Mr McGrath: This legislation might help to introduce some of that.
Professor Geoghegan: There is no system to track over the long term longitudinally, but that question has been asked in other forums. It is probably likely that research will be done. You can tell for various cohorts. You can tell that, five years ago, X graduated and now we have X in the system. However, there is nothing following people around so that you get a real sense of when people drop off and when they come back. It is probably likely that some national work will be done on a longitudinal basis to answer some of those questions.
Mr Donnelly: My question is similar to what Colin was asking and the Chair mentioned. You mentioned harder-to-fill posts: what are those posts?
Mr Wilkinson: Some specialties are less attractive to the doctors of the future than others. Currently, we have problems in general practice and psychiatry.
Professor Geoghegan: It can be for a range of reasons. It can reflect location, geography, length of training programme, rotas that are run, services that are well established or services that are new. A lot of factors will influence whether a training programme or post is attractive.
The changing nature of the graduates also has an influence. Many of our younger cohorts do not necessarily want a post that requires a seven-days-a-week commitment; they may want fewer than five days or something tech-enabled. Lots of factors influence whether a training programme is attractive.
Mr Donnelly: Building on what the Chair said, could the specialities where there are already issues become even less likely to be filled from overseas applications? If there are only those applications, will they be, in effect, directed towards those specialities?
Professor Geoghegan: If anything, it will probably increase. If a cohort applies from the UK and Ireland, goes into a priority pool and meets the quality criteria, they will go into posts. You could have a cohort from overseas, for want of better terminology, who know that, if they do two or three years or however the significant HSC experience is described, they will be eligible to go into the priority pool. That could make those doctors interested in coming to any post. It could make the posts that are now considered less attractive more attractive to those doctors, because it would give them a way to get experience.
Mr Rodgers: As Lourda said, we will continue to monitor that and keep it under review. It will be interesting to see what happens. It will take two or three years to play out.
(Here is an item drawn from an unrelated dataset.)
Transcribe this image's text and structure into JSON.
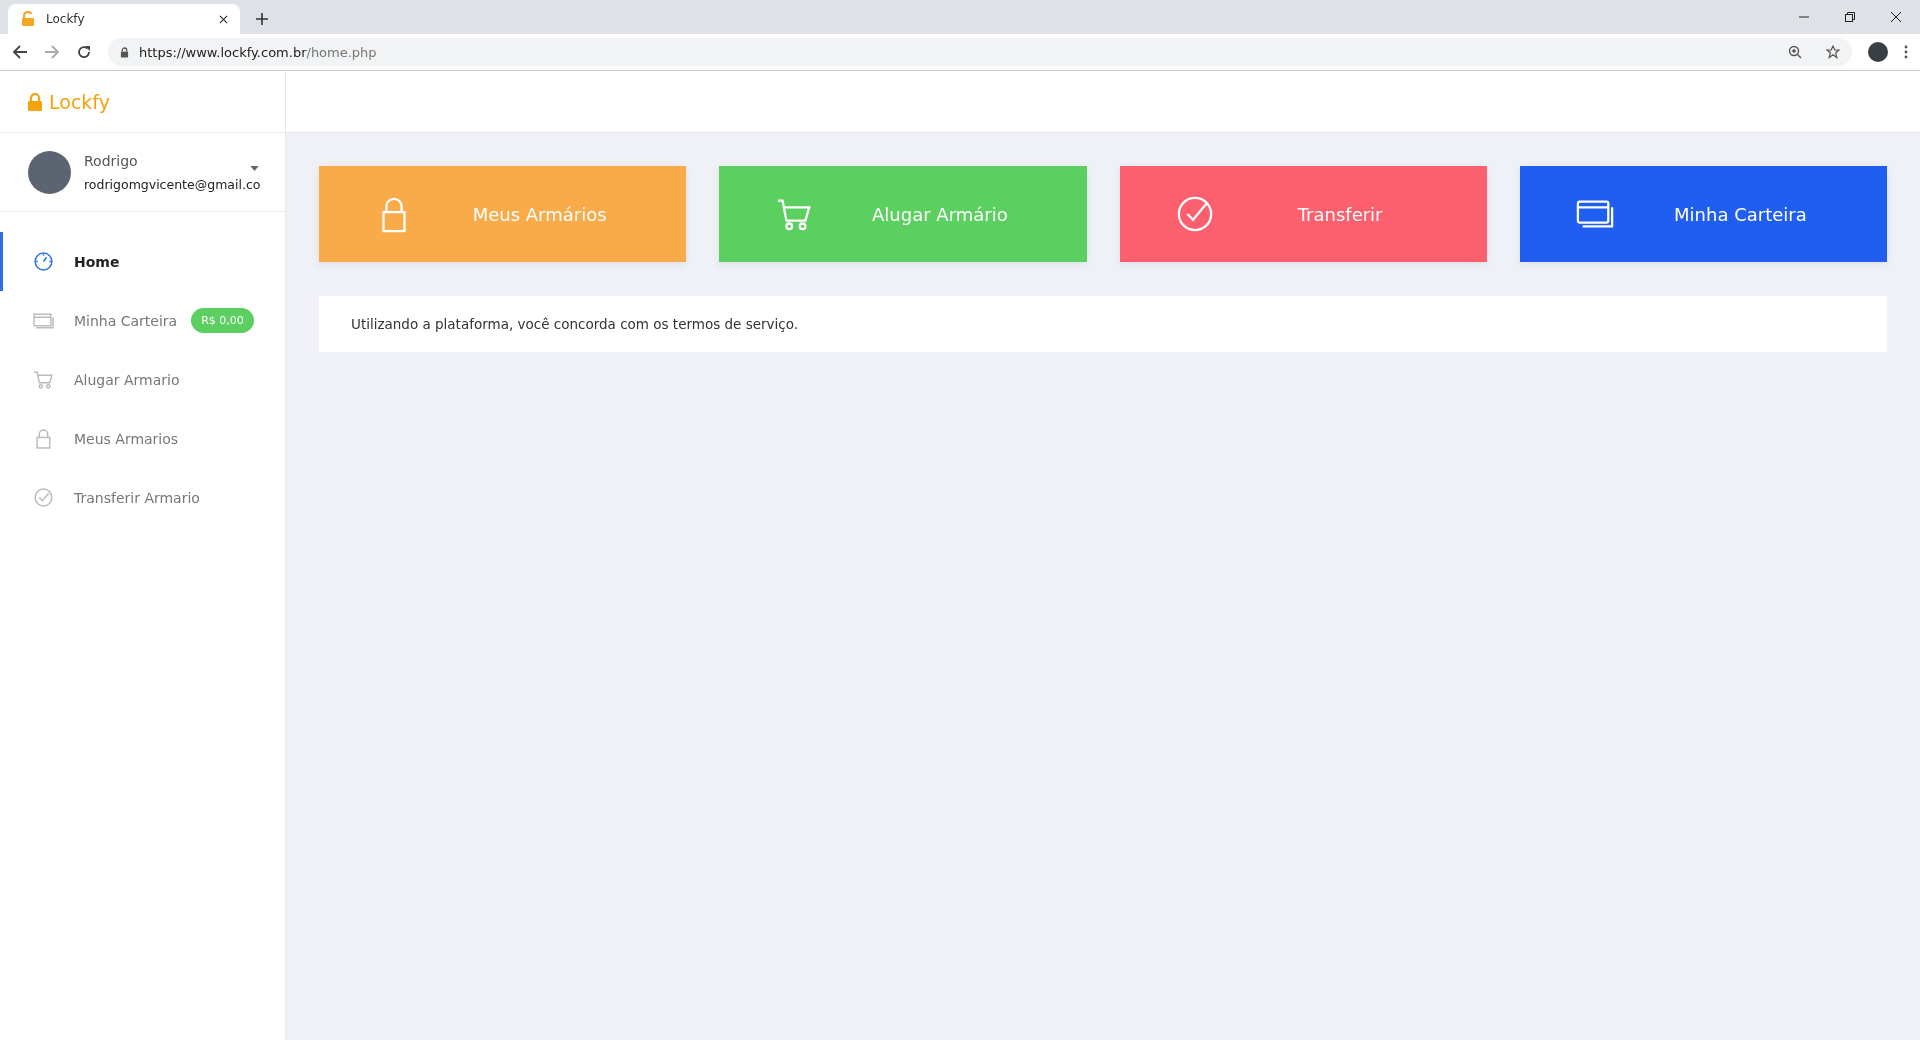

Mrs Dodds: One of the issues that have been brought to me this year in particular, more than any other year, is that of young medical graduates who cannot get jobs in Northern Ireland because their access to speciality training is being taken up by overseas graduates — so they say. Is there any data on the number of local graduates who wish for a job but cannot get one? Is there anything that can help us with that?
Professor Geoghegan: That is part of the very scenario that the Bill is to address.
Mrs Dodds: What is the data? I do not think that the issue has been raised with me before, but, this year, a number of young people contacted me who were graduating but could not get posts — are they F1 posts? — to start their training.
Mr Rodgers: I am just looking for the numbers here, sorry.
Mrs Dodds: I am happy for you to write to the Committee with them, because we are pushed for time.
Mr Rodgers: In 2024, there were 65 international medical graduates on the GP programme and 252 on the specialist programme, which means higher speciality training. I am not sure that that answers your question, though. That is how many international medical graduates we had in 2024.
Mrs Dodds: Vis-à-vis people who have trained in the UK or Ireland.
Mr Rodgers: Overall, we have about 8,000 — no, that cannot be right; sorry. That is UK-wide. We will write to you. Finding a figure in a table can be a bit tricky sometimes.
Mr McGrath: We would love to have 8,000 training places.
Professor Geoghegan: Apologies again for the timeline.
Mr Rodgers: Yes, apologies for the timeline.